Però non si vedono figure come Mattei o Fuà che in altri tempi trainarono interessi, generarono respiro. Un Sabino Cassese che viene ad insegnare ad Ancona chiamato da Fuà non esiste più...
«Quella del Marchingegno era un’analisi svolta da studiosi guidata da Fuà ed è riuscita ad avere una forza di narrazione molto forte e diffusa, di cui i marchigiani erano fieri. Credo si sia persa quella serenità. E la classe politica locale con le sue debolezze non è stata mai in grado di costruire un baricentro regionale rispettabile. Ancora oggi si fatica: gran parte della politica regionale, ruota intorno a trattative di campanile».
Quando è iniziato questo declino?
«Credo con l’uscita di scena di Vittorio Merloni».
Elementi per interrompere questo corto circuito?
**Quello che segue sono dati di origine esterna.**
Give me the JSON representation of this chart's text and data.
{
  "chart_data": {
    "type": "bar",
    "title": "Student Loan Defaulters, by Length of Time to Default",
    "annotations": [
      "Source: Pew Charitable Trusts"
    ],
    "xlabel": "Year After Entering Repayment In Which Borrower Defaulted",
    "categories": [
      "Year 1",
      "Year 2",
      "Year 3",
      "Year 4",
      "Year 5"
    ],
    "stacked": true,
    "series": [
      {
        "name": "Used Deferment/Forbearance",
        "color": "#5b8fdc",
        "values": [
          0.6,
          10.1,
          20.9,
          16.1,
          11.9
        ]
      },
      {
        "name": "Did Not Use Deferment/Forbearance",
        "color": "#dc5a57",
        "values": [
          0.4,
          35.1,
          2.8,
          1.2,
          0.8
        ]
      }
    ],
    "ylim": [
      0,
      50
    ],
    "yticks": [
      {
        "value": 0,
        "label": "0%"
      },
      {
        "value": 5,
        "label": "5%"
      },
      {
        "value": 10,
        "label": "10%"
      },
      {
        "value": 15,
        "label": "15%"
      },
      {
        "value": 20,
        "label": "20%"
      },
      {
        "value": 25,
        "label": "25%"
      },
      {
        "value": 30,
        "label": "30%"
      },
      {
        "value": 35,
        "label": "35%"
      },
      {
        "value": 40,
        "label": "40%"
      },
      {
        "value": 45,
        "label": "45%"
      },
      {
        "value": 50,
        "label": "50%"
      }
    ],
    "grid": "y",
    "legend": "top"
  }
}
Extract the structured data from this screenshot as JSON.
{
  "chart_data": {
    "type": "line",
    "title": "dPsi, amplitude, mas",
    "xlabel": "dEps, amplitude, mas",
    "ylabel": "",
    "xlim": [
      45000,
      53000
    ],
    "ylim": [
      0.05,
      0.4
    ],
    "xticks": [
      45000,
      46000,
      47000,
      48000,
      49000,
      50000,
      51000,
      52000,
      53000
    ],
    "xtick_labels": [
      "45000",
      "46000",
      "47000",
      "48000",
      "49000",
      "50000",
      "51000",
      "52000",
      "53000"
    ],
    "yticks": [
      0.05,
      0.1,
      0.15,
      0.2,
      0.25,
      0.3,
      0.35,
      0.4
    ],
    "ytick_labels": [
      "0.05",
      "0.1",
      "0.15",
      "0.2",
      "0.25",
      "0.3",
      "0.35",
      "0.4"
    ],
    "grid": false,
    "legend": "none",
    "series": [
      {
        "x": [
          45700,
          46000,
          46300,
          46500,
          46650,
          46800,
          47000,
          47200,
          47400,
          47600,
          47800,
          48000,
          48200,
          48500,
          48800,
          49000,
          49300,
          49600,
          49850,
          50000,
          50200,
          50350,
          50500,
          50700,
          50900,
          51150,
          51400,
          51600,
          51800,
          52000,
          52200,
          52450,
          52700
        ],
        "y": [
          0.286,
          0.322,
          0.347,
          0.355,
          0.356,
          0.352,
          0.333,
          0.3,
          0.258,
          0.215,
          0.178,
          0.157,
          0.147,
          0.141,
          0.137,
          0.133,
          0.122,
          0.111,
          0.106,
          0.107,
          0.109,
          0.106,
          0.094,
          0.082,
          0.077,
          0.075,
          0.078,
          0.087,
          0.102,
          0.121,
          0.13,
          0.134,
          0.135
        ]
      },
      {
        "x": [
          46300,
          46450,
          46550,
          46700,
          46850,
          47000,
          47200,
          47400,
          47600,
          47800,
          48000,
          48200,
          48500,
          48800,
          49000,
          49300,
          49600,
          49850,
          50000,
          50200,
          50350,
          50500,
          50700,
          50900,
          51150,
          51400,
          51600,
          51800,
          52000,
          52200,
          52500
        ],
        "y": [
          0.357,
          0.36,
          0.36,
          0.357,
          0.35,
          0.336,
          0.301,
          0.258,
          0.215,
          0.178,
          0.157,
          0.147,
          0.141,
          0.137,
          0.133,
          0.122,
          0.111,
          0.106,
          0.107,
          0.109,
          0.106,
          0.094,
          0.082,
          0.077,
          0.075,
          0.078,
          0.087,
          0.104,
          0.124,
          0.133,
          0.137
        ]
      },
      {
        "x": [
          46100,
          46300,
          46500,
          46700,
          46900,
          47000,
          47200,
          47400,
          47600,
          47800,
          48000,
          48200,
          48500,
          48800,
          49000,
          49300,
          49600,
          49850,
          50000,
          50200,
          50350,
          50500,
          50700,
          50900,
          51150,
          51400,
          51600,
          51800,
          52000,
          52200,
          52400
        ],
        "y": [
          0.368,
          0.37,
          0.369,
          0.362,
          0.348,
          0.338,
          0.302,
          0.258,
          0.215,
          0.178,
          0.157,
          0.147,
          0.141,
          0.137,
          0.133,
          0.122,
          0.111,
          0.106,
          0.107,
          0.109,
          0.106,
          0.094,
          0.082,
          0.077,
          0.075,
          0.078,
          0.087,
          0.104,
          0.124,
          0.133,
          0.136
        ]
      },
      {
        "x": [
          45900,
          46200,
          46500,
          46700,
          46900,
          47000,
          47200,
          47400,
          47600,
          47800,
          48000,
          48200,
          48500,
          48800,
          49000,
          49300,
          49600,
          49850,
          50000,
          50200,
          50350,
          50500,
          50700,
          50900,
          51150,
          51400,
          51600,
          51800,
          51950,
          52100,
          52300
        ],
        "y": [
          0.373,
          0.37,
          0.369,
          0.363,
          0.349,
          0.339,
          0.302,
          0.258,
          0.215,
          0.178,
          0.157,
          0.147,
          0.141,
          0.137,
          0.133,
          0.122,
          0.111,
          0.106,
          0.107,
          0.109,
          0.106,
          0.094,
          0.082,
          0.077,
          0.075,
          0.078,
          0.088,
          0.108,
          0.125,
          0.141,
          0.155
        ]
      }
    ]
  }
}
«Ci sono motivi per essere ottimisti. Speriamo che questo spartiacque, questo pandemic divide sia alle nostre spalle e porti con sé segni di cambiamento. Certo la politica vive un momento difficile».
Punti di leva ce ne sono?
«Io sono abbastanza critico ma non pessimista. Vedo anche imprese nuove che sorgono, vedo giovani in movimento. Ecco quello dello svecchiamento del lavoro e dell’occupazione nelle Marche è un problema notevole. Nel pubblico poi, non ne parliamo. La voglia dei ragazzi che rimangono, ce ne sono di molto bravi. Dobbiamo aiutarli più concretamente: dobbiamo diventare più digitali, abbiamo una bella sensibilità verso l’ambiente, abbiamo una terra favolosa. Sono buoni presupposti. La popolazione non si è dimenticata come si lavora, nè la sua vocazione imprenditoriale. Il Recovery plan è un’occasione, un punto di leva formidabile a condizione che si sfrutti bene».
Resta la classe politica.
«Ma la politica è il rebus. Così come è oggi a forza di autorefenzialità ha perso attrattività. Una volta capitava che imprenditori e professioni varcassero il confine. Oggi questa corsa non c’è più: la politica è una cosa troppo incerta. Così in politica a volte troviamo personaggi che forse non dovrebbero fare politica».